HELENA, Mont. — Sixteen years after the Montana Supreme Court ruled that the state’s sodomy law was unconstitutional, the obsolete law has been deleted from the books.

On Thursday, Gov. Steve Bullock signed Senate Bill 107 in law and formally decriminalized sodomy in Montana.

For the past 24 years, gay activists and their allies have fought to remove the law. When the Governor signed the bill into law, he was greeted with loud applause by dozens of people who gathered to witness the occasion.

“I am not going to speak too long because, frankly, the longer I talk, the longer this embarrassing and unconstitutional law stays on the books,” Bullock told the crowd.
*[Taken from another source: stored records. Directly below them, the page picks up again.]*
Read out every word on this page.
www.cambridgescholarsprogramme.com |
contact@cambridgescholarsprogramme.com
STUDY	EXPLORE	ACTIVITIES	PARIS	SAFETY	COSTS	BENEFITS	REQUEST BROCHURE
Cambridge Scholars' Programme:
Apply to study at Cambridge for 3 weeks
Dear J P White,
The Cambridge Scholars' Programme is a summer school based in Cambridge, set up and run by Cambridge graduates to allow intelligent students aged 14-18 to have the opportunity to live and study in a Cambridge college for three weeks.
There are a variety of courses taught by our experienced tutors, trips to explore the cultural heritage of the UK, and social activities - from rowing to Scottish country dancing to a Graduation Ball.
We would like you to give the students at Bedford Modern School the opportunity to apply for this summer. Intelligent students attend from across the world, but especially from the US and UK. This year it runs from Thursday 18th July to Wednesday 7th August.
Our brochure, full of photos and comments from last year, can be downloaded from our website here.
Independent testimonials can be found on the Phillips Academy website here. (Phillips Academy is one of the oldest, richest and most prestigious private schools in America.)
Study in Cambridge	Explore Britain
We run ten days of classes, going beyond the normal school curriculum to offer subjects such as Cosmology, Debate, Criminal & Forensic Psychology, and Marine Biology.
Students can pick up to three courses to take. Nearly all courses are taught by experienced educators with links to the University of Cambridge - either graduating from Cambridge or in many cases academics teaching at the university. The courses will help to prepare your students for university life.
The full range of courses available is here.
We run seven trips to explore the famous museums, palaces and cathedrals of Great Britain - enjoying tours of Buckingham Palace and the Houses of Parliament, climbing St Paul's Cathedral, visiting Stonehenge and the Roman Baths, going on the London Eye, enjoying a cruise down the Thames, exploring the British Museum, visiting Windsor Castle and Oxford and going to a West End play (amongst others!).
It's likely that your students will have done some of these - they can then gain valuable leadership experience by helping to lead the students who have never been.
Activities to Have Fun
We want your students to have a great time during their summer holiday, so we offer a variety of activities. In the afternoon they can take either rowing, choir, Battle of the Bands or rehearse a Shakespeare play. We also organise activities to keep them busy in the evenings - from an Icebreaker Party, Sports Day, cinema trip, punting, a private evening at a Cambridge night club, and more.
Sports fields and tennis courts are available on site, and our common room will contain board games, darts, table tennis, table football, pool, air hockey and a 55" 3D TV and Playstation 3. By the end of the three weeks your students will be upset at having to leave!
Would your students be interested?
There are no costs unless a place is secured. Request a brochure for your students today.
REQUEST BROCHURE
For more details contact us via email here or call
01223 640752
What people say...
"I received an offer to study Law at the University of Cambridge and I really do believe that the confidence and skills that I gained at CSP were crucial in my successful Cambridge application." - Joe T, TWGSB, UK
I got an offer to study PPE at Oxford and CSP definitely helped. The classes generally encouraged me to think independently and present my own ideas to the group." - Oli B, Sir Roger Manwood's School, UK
This was a rare victory for the LGBT community. Montana voters in 2004 to ban marriage equality for gay and lesbian couples. State laws do not protect rights of LGBT people. Click HERE for more on LGBT rights in Montana.

The U.S. Supreme Court struck down the sodomy law in Texas in Lawrence v. Texas in the landmark ruling announced on June 26, 2003. The decision, in effect, invalidated sodomy laws in 13 additional states and made sodomy legal in every U.S. state and territory.

Still, various states, including Montana, failed to remove the obsolete law from their state criminal codes. There is a move this year to remove the sodomy law from the Maryland and Texas criminal codes.